What I find fascinating is that the body still tries to protect us with extraordinary loyalty. Every tight muscle in this pattern was doing a job. The quadratus lumborum was trying to stabilise. The hamstring origin was trying to control. The gluteus medius was trying to prevent collapse. The thoracic extensors were trying to hold posture. The upper trapezius and neck extensors were trying to keep the head functional over a chain that had lost its rhythm. Even the jaw often joins in because humans now seem determined to do spreadsheets with their molars.


The goal in understanding such a pattern is not to blame muscles for being tight. Tightness is often a clue, not the villain. The real art is reading why the body chose that strategy.

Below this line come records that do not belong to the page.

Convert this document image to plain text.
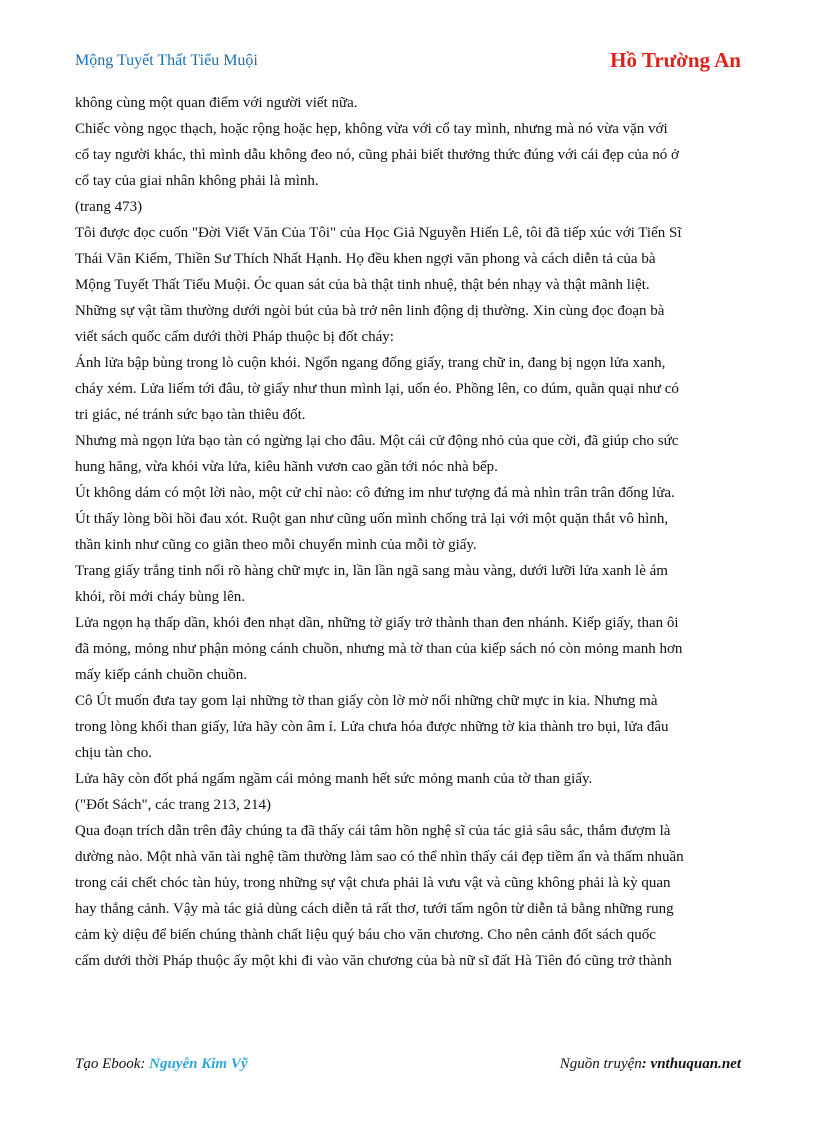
Mộng Tuyết Thất Tiểu Muội	Hồ Trường An

không cùng một quan điểm với người viết nữa.

Chiếc vòng ngọc thạch, hoặc rộng hoặc hẹp, không vừa với cổ tay mình, nhưng mà nó vừa vặn với

cổ tay người khác, thì mình dẫu không đeo nó, cũng phải biết thưởng thức đúng với cái đẹp của nó ở

cổ tay của giai nhân không phải là mình.

(trang 473)

Tôi được đọc cuốn "Đời Viết Văn Của Tôi" của Học Giả Nguyễn Hiến Lê, tôi đã tiếp xúc với Tiến Sĩ

Thái Văn Kiểm, Thiền Sư Thích Nhất Hạnh. Họ đều khen ngợi văn phong và cách diễn tả của bà

Mộng Tuyết Thất Tiểu Muội. Óc quan sát của bà thật tinh nhuệ, thật bén nhạy và thật mãnh liệt.

Những sự vật tầm thường dưới ngòi bút của bà trở nên linh động dị thường. Xin cùng đọc đoạn bà

viết sách quốc cấm dưới thời Pháp thuộc bị đốt cháy:

Ánh lửa bập bùng trong lò cuộn khói. Ngổn ngang đống giấy, trang chữ in, đang bị ngọn lửa xanh,

cháy xém. Lửa liếm tới đâu, tờ giấy như thun mình lại, uốn éo. Phồng lên, co dúm, quằn quại như có

tri giác, né tránh sức bạo tàn thiêu đốt.

Nhưng mà ngọn lửa bạo tàn có ngừng lại cho đâu. Một cái cử động nhỏ của que cời, đã giúp cho sức

hung hăng, vừa khói vừa lửa, kiêu hãnh vươn cao gần tới nóc nhà bếp.

Út không dám có một lời nào, một cử chỉ nào: cô đứng im như tượng đá mà nhìn trân trân đống lửa.

Út thấy lòng bồi hồi đau xót. Ruột gan như cũng uốn mình chống trả lại với một quặn thắt vô hình,

thần kinh như cũng co giãn theo mỗi chuyển mình của mỗi tờ giấy.

Trang giấy trắng tinh nổi rõ hàng chữ mực in, lần lần ngã sang màu vàng, dưới lưỡi lửa xanh lè ám

khói, rồi mới cháy bùng lên.

Lửa ngọn hạ thấp dần, khói đen nhạt dần, những tờ giấy trở thành than đen nhánh. Kiếp giấy, than ôi

đã mỏng, mỏng như phận mỏng cánh chuồn, nhưng mà tờ than của kiếp sách nó còn mỏng manh hơn

mấy kiếp cánh chuồn chuồn.

Cô Út muốn đưa tay gom lại những tờ than giấy còn lờ mờ nổi những chữ mực in kia. Nhưng mà

trong lòng khối than giấy, lửa hãy còn âm ỉ. Lửa chưa hóa được những tờ kia thành tro bụi, lửa đâu

chịu tàn cho.

Lửa hãy còn đốt phá ngấm ngầm cái mỏng manh hết sức mỏng manh của tờ than giấy.

("Đốt Sách", các trang 213, 214)

Qua đoạn trích dẫn trên đây chúng ta đã thấy cái tâm hồn nghệ sĩ của tác giả sâu sắc, thắm đượm là

dường nào. Một nhà văn tài nghệ tầm thường làm sao có thể nhìn thấy cái đẹp tiềm ẩn và thấm nhuần

trong cái chết chóc tàn hủy, trong những sự vật chưa phải là vưu vật và cũng không phải là kỳ quan

hay thắng cảnh. Vậy mà tác giả dùng cách diễn tả rất thơ, tưới tẩm ngôn từ diễn tả bằng những rung

cảm kỳ diệu để biến chúng thành chất liệu quý báu cho văn chương. Cho nên cảnh đốt sách quốc

cấm dưới thời Pháp thuộc ấy một khi đi vào văn chương của bà nữ sĩ đất Hà Tiên đó cũng trở thành

Tạo Ebook: Nguyễn Kim Vỹ	Nguồn truyện: vnthuquan.net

This is the heart of JANMI Integrated Therapy. I do not see these pains as isolated local complaints. I see them as signs of disrupted load sharing across the whole postural chain. When that logic is understood properly, the pattern becomes far less mysterious. In fact, it becomes beautifully logical, even if a little annoying for the person living inside it.


If you are dealing with persistent lumbopelvic pain, SI joint irritation, rib discomfort, shoulder tension, or jaw and neck tightness that seem to travel together like an uninvited work delegation, it is often worth assessing the full chain rather than chasing each symptom separately.


Disclaimer

This article is for educational purposes only and does not replace individual assessment, diagnosis, or treatment by an appropriate qualified healthcare professional.